Women More Ethical in Business Than Men, Say BU Researchers

Nov. 22, 1996

by Alan Hunt

WACO, Texas - More females in the work force might improve the business world's ethical environment, suggest four Baylor University researchers who have compared the ethical stances of men and women business professionals.

The four professors, Drs. William A. Weeks, Carlos W. Moore, Joseph A. McKinney and Justin G. Longenecker, mailed questionnaires to a random sample of 10,000 business people across the United States.

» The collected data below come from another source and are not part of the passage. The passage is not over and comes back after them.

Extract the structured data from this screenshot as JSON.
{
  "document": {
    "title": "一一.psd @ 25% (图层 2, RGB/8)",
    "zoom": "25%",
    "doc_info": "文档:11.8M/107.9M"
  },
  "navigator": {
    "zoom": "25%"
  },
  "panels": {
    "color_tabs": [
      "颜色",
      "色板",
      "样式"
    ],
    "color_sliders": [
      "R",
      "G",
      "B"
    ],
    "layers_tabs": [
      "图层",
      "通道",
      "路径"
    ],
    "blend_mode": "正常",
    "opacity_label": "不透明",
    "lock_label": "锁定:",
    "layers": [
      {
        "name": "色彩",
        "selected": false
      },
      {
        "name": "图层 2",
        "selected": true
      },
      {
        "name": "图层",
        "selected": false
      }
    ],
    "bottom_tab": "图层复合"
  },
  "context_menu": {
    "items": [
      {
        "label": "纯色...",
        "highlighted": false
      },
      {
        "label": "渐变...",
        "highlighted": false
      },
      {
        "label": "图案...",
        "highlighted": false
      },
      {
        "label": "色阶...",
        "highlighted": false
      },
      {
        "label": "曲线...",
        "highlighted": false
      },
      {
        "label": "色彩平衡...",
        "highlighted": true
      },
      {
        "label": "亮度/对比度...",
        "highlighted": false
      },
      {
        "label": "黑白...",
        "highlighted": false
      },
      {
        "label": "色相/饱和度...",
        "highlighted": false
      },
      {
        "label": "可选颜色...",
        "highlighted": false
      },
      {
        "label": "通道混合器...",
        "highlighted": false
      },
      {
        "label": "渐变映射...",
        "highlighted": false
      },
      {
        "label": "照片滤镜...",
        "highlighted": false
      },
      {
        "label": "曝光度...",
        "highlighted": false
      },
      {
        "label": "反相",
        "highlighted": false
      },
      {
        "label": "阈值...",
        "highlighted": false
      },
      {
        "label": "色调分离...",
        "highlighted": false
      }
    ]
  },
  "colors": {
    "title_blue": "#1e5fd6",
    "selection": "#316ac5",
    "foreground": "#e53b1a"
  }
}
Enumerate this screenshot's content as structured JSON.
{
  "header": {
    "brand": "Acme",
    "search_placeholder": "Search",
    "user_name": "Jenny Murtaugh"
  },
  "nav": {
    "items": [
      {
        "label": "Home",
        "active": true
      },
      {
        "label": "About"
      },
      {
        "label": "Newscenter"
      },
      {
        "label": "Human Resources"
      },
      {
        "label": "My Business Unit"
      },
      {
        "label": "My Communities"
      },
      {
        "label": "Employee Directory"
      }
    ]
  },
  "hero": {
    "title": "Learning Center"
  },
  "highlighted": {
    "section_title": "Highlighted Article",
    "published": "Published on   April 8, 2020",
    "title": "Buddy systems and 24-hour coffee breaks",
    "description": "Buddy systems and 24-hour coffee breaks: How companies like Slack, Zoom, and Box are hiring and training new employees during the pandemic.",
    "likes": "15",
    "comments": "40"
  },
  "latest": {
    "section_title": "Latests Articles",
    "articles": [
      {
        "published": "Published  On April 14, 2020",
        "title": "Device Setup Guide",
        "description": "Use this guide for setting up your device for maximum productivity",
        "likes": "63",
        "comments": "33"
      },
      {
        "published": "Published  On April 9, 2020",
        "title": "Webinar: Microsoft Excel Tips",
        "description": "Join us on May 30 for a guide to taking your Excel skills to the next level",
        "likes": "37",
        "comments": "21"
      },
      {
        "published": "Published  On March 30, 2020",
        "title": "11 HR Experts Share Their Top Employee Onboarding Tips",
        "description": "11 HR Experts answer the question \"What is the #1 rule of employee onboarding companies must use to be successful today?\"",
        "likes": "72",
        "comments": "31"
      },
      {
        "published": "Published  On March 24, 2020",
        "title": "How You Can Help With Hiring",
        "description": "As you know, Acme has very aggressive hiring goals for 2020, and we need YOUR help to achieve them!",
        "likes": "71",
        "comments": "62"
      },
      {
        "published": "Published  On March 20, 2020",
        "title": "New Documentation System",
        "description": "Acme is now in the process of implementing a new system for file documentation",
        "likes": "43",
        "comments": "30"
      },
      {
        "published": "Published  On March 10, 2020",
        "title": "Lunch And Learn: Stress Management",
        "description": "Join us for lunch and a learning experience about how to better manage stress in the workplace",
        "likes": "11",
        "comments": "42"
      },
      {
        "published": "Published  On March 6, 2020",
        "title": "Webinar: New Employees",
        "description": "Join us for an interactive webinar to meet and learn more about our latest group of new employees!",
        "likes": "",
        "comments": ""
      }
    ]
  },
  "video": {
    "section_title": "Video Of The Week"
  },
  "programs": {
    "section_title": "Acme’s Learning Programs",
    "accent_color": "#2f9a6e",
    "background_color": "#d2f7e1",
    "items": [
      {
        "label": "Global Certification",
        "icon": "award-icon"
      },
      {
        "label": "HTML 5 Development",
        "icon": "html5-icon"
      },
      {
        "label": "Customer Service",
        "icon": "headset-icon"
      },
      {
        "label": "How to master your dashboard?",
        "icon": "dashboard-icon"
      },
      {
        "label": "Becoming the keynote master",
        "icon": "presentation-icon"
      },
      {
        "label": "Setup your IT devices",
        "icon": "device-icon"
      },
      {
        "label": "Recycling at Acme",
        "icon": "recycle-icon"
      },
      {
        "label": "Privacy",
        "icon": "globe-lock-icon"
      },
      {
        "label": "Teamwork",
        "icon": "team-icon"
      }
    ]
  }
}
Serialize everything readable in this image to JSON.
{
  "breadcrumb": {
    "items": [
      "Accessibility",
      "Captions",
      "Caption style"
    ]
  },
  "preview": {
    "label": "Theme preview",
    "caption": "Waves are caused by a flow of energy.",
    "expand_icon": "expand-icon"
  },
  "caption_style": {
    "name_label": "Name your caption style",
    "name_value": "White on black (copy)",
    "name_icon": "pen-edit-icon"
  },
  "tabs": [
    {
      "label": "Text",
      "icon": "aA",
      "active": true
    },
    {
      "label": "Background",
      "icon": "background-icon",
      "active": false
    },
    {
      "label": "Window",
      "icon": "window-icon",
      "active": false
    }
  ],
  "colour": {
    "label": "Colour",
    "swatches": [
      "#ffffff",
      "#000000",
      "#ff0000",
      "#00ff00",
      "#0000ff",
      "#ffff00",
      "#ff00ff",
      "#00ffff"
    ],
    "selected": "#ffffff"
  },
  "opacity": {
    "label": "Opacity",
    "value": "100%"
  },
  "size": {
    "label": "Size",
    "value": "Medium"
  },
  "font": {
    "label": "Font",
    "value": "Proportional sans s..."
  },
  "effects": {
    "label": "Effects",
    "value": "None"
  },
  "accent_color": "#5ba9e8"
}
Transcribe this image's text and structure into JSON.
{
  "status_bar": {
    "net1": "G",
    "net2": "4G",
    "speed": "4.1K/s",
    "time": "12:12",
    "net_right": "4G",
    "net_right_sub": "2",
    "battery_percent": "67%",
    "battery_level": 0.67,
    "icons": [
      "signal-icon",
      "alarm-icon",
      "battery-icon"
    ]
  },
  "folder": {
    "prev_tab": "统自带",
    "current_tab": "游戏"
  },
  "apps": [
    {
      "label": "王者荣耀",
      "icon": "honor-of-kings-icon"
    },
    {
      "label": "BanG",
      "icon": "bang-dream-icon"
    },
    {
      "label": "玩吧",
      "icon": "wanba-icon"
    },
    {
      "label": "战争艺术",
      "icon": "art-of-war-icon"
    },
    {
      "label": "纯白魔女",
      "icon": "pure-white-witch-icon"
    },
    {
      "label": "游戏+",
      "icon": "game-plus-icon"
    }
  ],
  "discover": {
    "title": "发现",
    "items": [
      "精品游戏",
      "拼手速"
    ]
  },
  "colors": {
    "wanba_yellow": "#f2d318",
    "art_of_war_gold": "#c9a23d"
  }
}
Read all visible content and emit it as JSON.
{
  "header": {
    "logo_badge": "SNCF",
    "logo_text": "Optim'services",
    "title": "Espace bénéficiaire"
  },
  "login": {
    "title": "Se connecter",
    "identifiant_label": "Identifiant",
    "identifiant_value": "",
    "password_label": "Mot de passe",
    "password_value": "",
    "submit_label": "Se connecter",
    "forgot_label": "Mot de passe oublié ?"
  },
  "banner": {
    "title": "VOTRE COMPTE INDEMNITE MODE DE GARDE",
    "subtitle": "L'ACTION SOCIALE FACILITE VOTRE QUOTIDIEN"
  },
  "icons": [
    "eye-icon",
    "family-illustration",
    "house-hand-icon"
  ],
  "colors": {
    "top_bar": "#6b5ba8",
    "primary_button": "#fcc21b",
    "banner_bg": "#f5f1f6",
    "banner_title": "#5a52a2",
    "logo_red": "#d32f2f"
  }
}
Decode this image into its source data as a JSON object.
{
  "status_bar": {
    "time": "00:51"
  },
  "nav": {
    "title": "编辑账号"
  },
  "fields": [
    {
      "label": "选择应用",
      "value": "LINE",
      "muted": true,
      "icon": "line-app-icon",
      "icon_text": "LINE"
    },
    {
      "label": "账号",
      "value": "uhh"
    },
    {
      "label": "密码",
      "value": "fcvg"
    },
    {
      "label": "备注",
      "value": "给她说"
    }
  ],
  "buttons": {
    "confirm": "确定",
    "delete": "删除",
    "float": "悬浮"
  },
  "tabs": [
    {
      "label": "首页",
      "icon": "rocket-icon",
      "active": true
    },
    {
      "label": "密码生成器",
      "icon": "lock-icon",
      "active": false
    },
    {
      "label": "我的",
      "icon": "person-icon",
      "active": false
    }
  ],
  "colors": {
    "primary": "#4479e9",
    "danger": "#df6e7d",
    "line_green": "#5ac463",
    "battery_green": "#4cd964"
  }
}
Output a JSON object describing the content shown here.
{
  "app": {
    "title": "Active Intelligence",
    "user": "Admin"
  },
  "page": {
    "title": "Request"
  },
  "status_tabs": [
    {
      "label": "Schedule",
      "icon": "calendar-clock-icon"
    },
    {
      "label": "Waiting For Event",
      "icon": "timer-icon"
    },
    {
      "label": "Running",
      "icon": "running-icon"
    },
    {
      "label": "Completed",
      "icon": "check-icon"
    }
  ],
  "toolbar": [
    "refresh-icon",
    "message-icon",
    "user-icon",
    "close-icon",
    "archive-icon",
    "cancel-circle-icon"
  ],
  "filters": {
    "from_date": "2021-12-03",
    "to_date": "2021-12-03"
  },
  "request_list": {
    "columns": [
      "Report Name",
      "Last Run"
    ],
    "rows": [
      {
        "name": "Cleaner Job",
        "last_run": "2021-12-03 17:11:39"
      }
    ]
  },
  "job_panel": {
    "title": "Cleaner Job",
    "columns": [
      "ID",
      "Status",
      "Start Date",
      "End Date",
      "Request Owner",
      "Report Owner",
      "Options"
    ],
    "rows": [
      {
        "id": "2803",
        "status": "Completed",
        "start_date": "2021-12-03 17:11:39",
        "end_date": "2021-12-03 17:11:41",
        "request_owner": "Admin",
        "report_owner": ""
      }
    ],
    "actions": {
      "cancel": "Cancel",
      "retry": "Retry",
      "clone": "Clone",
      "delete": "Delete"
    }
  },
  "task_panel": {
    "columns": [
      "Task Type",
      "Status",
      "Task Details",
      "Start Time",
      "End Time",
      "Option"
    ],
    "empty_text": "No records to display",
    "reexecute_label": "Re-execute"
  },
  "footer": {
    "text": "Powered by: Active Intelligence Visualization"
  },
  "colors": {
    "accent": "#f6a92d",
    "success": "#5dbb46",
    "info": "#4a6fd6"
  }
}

Of the 1,875 replies, 85.1 percent came from males and 14.9 percent from females.

Their responses to 19 ethical vignettes posed by the survey revealed that females appear to possess higher ethical judgment regarding such issues as violating environmental pollution standards, bribing foreign customers, corporate espionage, impartial promotion practices, ignoring product safety issues, hiring less qualified male applicants, and unacceptable CEO compensation increases.

On the other hand, say the Baylor professors, the survey indicated that males appear to adopt a more strict ethical stance than females regarding collusion in construction bidding situations and illegally copying computer software.

Describing ethical judgment and behavior in business as a "timely and controversial issue in American society," the researchers say the focus of their study becomes more relevant when one recognizes the increasing number of women entering the work force and the continued "graying" of the nation's population.

Overall, they discovered a "significant difference" between males and females on most matters requiring ethical judgment. "Based on our sample of respondents, we find that females demonstrate higher ethical judgment than their male counterparts in numerous situations," they say.

"Given the perception that ethics in the business environment are declining, it appears that an influx of more females into the work force might improve the ethical environment based on how ethical problems are perceived and resolved," their study declares.

While admitting the results of their research are "interesting," the professors add a word of caution. First, they point out, those surveyed indicated their views regarding ethical judgment for hypothetical vignettes, "which may or may not relate to their behavior in actual situations."

They also suggest further study of regional differences to determine what degree ethnicity influences ethical judgment, including comparisons of groups within the U.S. to international groups.

"Finally, it may be beneficial to replicate the current study when using a sample that is comprised of a larger proportion of females in relation to males."

The professors say their survey also indicated that there is a significant difference in ethical judgment across career stages, with those in the later stages of their career displaying higher ethical judgment than those in lower career stages.